The conversion is handled in the file conga/convert_svg_to_png.py
, so you can modify that file if things are
not working and you have a tool installed; conga
may not be looking in the right place. For example, the Inkscape install location on Mac seems to
switch around; it may be necessary to fiddle with the variable
PATH_TO_INKSCAPE
in conga/convert_svg_to_png.py
. Also if the fonts
in the TCR/BCR logos look bad you could try switching the MONOSPACE_FONT_FAMILY
variable in that python file (see comments at the top of the file).
If you want to test CoNGA without taking the time to install it, here are some options.
There is a Dockerfile and also a preliminary CoNGA
Docker image.
Erick Matsen has a nice mini intro to docker
that describes, among other things, how to run an image and make folders visible
inside the image (so you can run the conga scripts on your data). For example,
if you have your data in the folder /path/to/datasets/
you could type these
commands at the command prompt (aka terminal window on mac)
docker pull pbradley/congatest1
docker run -v /path/to/datasets:/datasets -it pbradley/congatest1 /bin/bash
and then within the new docker shell that opens:
root@d0fa5d83e40d:/# python3 gitrepos/conga/scripts/setup_10x_for_conga.py --filtered_contig_annotations_csvfile datasets/filtered_contig_annotations.csv --organism human
root@d0fa5d83e40d:/# mkdir datasets/output/
root@d0fa5d83e40d:/# python3 gitrepos/conga/scripts/run_conga.py --all --organism human --clones_file datasets/filtered_contig_annotations_tcrdist_clones.tsv --gex_data datasets/filtered_gene_bc_matrices_h5.h5 --gex_data_type 10x_h5 --outfile_prefix datasets/output/conga_test1
root@d0fa5d83e40d:/# exit
(changing the filenames and --outfile_prefix
as needed).
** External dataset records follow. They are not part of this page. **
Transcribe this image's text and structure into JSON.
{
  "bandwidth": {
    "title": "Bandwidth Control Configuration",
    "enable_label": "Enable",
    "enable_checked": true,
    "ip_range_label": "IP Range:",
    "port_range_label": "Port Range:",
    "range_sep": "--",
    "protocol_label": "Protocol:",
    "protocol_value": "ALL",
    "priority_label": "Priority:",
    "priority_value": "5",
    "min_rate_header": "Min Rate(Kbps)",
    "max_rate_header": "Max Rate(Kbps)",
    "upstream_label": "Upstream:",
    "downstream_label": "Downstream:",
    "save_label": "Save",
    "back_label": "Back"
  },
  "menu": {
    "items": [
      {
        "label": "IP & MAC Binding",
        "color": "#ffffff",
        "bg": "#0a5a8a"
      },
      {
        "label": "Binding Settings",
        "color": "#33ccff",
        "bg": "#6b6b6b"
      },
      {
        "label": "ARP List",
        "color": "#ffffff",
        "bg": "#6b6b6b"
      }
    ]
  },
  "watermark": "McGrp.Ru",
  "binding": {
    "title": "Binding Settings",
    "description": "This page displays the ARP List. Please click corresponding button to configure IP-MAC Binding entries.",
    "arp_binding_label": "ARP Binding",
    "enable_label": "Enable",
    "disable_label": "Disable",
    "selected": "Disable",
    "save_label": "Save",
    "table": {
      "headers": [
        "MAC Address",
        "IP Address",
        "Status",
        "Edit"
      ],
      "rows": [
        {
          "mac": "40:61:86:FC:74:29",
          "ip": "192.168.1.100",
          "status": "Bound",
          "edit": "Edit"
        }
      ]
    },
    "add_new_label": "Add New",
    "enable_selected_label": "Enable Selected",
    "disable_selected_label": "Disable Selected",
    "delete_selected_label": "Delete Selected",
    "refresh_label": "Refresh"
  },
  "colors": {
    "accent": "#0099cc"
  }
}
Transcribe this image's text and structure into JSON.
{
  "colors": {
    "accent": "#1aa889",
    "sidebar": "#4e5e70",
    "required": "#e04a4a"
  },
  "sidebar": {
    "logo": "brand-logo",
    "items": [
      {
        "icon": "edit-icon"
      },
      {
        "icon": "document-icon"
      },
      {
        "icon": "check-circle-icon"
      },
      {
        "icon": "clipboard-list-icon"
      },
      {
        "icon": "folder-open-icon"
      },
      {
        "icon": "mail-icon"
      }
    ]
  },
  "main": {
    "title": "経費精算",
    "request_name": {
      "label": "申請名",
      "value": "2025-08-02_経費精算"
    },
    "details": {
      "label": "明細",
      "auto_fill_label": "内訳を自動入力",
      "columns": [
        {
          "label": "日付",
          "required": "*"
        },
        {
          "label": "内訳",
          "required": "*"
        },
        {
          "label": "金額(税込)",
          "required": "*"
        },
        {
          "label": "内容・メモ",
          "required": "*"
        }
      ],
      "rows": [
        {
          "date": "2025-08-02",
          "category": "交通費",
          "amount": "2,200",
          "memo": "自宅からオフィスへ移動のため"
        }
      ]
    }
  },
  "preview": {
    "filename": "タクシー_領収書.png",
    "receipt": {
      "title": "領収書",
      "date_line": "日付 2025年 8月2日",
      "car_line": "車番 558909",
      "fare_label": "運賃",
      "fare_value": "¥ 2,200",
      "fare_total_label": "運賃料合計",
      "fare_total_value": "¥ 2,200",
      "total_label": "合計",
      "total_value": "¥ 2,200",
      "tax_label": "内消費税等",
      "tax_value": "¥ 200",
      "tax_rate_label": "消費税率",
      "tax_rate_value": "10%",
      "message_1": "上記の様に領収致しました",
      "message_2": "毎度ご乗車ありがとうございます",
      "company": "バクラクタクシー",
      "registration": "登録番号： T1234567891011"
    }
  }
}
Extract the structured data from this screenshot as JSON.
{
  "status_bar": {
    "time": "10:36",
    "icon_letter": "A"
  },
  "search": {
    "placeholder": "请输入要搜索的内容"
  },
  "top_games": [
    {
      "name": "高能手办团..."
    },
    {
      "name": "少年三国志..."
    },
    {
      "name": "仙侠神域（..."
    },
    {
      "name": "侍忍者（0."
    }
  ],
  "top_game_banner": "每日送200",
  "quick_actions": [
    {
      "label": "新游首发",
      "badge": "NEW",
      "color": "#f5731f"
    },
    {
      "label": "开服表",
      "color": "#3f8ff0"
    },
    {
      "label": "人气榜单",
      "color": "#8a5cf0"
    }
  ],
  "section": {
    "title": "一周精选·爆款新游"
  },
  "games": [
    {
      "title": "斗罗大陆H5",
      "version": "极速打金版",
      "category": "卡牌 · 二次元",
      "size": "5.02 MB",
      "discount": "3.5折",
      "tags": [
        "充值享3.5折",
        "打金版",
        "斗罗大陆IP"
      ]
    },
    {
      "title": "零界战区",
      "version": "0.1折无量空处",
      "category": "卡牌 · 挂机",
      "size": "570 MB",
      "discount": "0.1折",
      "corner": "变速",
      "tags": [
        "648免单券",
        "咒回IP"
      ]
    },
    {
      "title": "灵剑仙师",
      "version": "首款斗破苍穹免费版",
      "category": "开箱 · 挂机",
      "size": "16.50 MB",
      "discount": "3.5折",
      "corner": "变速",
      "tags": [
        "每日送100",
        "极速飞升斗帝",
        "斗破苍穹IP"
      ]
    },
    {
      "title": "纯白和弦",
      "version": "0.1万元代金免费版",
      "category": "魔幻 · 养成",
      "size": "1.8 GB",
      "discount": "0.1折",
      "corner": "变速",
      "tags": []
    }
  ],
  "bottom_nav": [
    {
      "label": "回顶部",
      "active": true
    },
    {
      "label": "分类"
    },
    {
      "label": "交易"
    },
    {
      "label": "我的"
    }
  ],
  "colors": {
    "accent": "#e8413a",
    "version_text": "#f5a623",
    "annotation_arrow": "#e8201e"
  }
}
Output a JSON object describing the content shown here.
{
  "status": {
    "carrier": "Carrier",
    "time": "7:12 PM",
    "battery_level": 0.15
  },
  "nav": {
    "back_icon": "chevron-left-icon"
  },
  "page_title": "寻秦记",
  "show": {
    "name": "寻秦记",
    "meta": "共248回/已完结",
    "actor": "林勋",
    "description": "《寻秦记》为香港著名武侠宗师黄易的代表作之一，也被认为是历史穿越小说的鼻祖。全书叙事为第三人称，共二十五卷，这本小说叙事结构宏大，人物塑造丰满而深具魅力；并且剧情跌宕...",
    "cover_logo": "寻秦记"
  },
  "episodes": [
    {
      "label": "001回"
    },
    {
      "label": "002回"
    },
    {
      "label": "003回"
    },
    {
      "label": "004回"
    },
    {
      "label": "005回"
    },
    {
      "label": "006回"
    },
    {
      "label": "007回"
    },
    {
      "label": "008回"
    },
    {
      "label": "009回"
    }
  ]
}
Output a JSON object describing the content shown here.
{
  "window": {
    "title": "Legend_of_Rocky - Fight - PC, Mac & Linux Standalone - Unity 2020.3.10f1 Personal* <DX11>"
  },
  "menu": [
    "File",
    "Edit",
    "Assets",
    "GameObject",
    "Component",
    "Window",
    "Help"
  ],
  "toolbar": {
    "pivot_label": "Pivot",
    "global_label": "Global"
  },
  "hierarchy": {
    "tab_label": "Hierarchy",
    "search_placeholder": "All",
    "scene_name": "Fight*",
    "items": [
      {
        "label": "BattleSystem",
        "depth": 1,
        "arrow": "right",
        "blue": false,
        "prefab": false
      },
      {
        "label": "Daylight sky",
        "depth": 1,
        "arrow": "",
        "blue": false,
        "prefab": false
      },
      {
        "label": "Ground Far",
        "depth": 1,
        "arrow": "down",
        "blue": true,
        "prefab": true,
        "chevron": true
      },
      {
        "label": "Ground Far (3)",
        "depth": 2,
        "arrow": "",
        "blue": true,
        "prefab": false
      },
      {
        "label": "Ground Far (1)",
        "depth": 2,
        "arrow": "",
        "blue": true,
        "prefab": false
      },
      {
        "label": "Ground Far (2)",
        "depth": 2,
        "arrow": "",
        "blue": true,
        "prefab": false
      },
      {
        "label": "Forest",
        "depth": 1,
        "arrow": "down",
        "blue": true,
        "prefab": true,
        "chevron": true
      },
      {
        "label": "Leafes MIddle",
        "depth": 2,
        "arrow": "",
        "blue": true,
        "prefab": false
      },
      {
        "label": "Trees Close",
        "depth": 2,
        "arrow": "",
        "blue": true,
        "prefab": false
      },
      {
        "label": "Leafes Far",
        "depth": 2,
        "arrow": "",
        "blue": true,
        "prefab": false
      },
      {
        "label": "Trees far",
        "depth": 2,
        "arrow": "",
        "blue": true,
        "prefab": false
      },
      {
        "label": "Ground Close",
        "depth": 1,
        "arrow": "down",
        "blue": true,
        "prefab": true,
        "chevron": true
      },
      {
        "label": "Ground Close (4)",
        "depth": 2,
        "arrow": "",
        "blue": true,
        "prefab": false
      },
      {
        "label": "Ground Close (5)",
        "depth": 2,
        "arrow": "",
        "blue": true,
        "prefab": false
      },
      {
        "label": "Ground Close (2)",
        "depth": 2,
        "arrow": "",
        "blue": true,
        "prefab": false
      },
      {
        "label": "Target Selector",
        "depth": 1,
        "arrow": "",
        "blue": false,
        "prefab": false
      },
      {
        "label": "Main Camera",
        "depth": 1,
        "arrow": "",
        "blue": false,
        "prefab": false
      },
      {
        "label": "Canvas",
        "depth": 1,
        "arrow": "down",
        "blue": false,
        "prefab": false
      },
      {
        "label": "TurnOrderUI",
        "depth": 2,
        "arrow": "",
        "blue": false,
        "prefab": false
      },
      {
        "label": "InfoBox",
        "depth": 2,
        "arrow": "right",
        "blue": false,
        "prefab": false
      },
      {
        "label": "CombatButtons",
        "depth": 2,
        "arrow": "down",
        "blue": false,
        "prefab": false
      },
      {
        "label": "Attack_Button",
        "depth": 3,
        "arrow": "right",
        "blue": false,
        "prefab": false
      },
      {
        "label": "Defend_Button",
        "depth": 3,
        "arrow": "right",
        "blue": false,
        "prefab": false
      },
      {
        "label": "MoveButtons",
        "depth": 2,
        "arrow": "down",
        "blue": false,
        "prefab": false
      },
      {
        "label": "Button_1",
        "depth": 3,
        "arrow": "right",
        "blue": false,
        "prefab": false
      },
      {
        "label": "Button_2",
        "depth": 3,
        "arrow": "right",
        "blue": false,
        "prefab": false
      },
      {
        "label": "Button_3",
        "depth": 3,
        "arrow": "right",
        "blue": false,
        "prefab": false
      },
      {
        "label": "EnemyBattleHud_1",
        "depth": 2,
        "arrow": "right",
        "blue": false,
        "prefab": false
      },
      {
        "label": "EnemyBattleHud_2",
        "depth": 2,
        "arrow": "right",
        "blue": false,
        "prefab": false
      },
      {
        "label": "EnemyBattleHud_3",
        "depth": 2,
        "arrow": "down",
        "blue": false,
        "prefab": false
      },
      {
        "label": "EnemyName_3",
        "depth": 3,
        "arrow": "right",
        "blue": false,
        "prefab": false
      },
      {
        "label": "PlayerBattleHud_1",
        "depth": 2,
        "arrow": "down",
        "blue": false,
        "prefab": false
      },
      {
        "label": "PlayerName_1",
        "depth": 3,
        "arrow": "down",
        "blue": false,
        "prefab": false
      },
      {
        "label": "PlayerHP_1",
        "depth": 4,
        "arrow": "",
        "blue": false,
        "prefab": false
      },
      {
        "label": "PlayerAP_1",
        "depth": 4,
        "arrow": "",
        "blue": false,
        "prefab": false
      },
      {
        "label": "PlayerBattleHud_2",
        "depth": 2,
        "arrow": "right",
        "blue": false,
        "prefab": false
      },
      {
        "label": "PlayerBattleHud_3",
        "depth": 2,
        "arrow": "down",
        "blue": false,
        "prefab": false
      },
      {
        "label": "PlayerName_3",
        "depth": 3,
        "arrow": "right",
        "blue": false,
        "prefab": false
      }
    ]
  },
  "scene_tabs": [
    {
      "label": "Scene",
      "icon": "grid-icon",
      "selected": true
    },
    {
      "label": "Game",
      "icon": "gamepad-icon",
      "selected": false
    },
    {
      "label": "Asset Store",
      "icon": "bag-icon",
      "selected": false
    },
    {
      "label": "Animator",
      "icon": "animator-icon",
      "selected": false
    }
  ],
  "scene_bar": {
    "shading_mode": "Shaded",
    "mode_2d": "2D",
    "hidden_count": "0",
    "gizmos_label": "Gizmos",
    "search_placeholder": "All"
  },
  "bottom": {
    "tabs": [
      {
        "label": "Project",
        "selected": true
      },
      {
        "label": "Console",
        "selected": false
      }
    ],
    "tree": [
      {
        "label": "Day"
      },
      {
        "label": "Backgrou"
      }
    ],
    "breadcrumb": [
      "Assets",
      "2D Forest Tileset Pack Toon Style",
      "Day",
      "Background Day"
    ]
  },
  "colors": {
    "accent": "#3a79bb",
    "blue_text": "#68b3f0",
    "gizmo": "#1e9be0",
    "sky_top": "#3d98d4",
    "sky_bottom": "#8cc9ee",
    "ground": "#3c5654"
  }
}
This would put the output
into a folder output
in the /path/to/datasets/
folder (so you can see it
outside the docker image),
Another quick-start option is to use the free computing environment available
through google colab.
This link
will open an example notebook. If you click on Connect
near the top right
it will connect to a
cloud-hosted machine somewhere and you will be able to run the commands in the
notebook (the code in some cells may start out hidden but you can click on the cells to
make it visible). You can even upload your own datasets with the file explorer
button on the left-hand side. If you want to modify the document save a copy
with the Copy to drive
button.
Shell scripts for running conga
on three publicly available 10X
genomics datasets can be found in the examples/
directory:
examples/setup_all.bash
which preprocesses the
clonotype data, and examples/run_all.bash
which calls
scripts/run_conga.py
on the three datasets. Here we discuss some of the
key outputs. For details on the algorithm and additional details on the plots,
refer to our bioRxiv preprint.
Here we focus on images, but the results of the different analysis
modes are also saved in a variety of tab-separated-values (*.tsv
) files.
You can download a zip file
containing all three datasets. Or access them individually from the 10x website
at the locations given below.
# DOWNLOAD FROM:
# https://support.10xgenomics.com/single-cell-vdj/datasets/3.1.0/vdj_v1_hs_pbmc3
# SETUP
/home/pbradley/anaconda2/envs/scanpy_new/bin/python /home/pbradley/gitrepos/conga/scripts/setup_10x_for_conga.py --organism human --filtered_contig_annotations_csvfile ./conga_example_datasets/vdj_v1_hs_pbmc3_t_filtered_contig_annotations.csv
# RUN
/home/pbradley/anaconda2/envs/scanpy_new/bin/python /home/pbradley/gitrepos/conga/scripts/run_conga.py --all --organism human --clones_file ./conga_example_datasets/vdj_v1_hs_pbmc3_t_filtered_contig_annotations_tcrdist_clones.tsv --gex_data ./conga_example_datasets/vdj_v1_hs_pbmc3_5gex_filtered_gene_bc_matrices_h5.h5 --gex_data_type 10x_h5 --outfile_prefix tcr_hs_pbmc
NOTE: In the RUN
command above the --all
argument to run_conga.py
is a shorthand
for running all the current major modes of analysis, and is equivalent (right now)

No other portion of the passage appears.